Pachyderms Pack Up

Eight life-size replicas of extinct creatures were packed up for a road trip to San Diego Monday.   It’s a journey that’s meant to drum up excitement as the San Diego Zoo prepares to open the largest exhibit created in its history.

The sculptures of mammoths, prehistoric birds and a saber-toothed cat are traveling more than 2,000 miles from Wausau, Wisconsin, for the about-to-open “Harry and Grace Steele Elephant Odyssey.”

The family of mammoths includes Dad, who weighs 10,000 pounds.  There’s also a Ranchipur (who weighs 12,500 pounds), a Jefferson’s ground sloth, American lion, saber-toothed cat, Daggett’s eagle and Merriam’s teratorn.  The statues will be lifted by forklift onto flatbed trucks for their journey.

“This will be an exhibit of mammoth proportions!” said Rick Schwartz, San Diego Zoo’s Elephant Odyssey ambassador. “These new sculptures will allow Zoo guests to compare the animals of the past with those of today, while also learning how to save the animals of today from suffering the fate of their ancestors.”

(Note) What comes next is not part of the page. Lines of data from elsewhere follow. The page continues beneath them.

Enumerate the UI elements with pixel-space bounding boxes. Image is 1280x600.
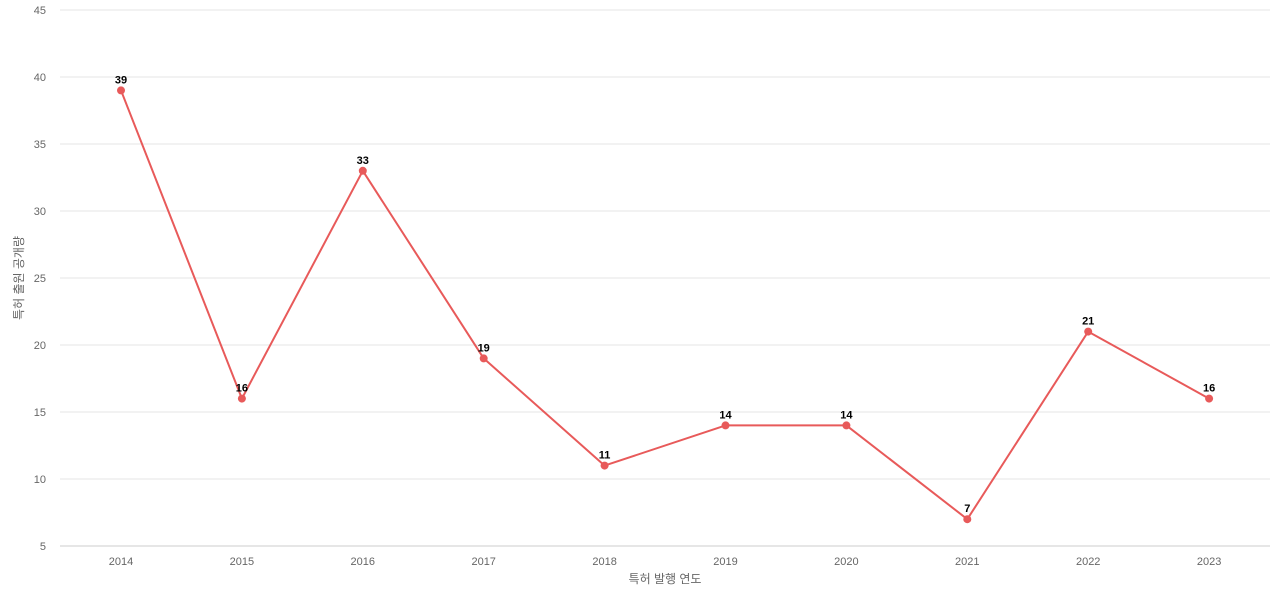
y-tick-label: 5 [40, 541, 46, 553]
y-tick-label: 10 [34, 474, 46, 486]
x-tick-label: 2022 [1076, 556, 1100, 568]
data-point[interactable] [1205, 394, 1214, 403]
y-tick-label: 20 [34, 340, 46, 352]
data-point[interactable] [842, 421, 851, 430]
data-label: 19 [478, 342, 490, 354]
data-label: 11 [599, 450, 611, 462]
y-tick-label: 35 [34, 139, 46, 151]
x-tick-label: 2023 [1197, 556, 1221, 568]
y-axis-title: 특허 출원 공개량 [12, 236, 26, 320]
y-axis-ticks: 5 10 15 20 25 30 35 40 45 [34, 5, 46, 553]
data-point[interactable] [963, 515, 972, 524]
x-tick-label: 2015 [230, 556, 254, 568]
series-line [120, 90, 1210, 521]
data-label: 33 [357, 155, 369, 167]
x-tick-label: 2014 [109, 556, 133, 568]
data-point[interactable] [600, 461, 609, 470]
x-tick-label: 2021 [955, 556, 979, 568]
data-label: 16 [236, 383, 248, 395]
y-tick-label: 30 [34, 206, 46, 218]
data-point[interactable] [721, 421, 730, 430]
x-tick-label: 2019 [713, 556, 737, 568]
data-label: 14 [840, 409, 853, 421]
y-tick-label: 45 [34, 5, 46, 17]
data-point[interactable] [1084, 327, 1093, 336]
data-point[interactable] [358, 166, 367, 175]
x-tick-label: 2016 [351, 556, 375, 568]
x-axis-title: 특허 발행 연도 [629, 571, 702, 586]
x-tick-label: 2017 [471, 556, 495, 568]
data-point[interactable] [479, 354, 488, 363]
data-label: 16 [1203, 383, 1215, 395]
data-label: 39 [115, 74, 127, 86]
data-point[interactable] [237, 394, 246, 403]
data-label: 14 [719, 409, 732, 421]
x-tick-label: 2018 [592, 556, 616, 568]
x-axis-ticks: 2014 2015 2016 2017 2018 2019 2020 2021 2022 2023 [109, 556, 1222, 568]
series-layer [117, 86, 1214, 524]
data-label: 21 [1082, 316, 1094, 328]
y-tick-label: 40 [34, 72, 46, 84]
grid [60, 9, 1270, 547]
data-labels: 39 16 33 19 11 14 14 7 21 16 [115, 74, 1215, 515]
y-tick-label: 15 [34, 407, 46, 419]
data-label: 7 [964, 503, 970, 515]
x-tick-label: 2020 [834, 556, 858, 568]
y-tick-label: 25 [34, 273, 46, 285]
data-point[interactable] [117, 86, 125, 95]
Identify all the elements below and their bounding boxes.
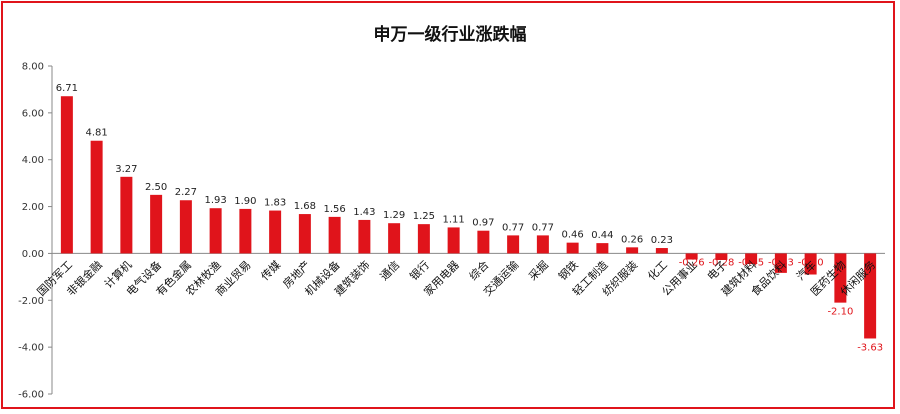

A company called National Rock and Sculpture Inc. worked with zoo researchers to create the sculptures that began as rebar frames.  Fiberglass-reinforced concrete filled out the form before more concrete was applied and the creatures were hand-sculpted.  They used more than 25 gallons of acrylic paint to finish them off.

On April 6, crane operators lifted the mammoths and saber tooth tigers, each made a thin shell of concrete, and placed them on flat bed trucks.

The 7.5-acre, $45 million Elephant Odyssey debuts May 23 and will feature the Asian elephant, today’s relatives of the Columbian mammoth that wandered through San Diego thousands of years ago.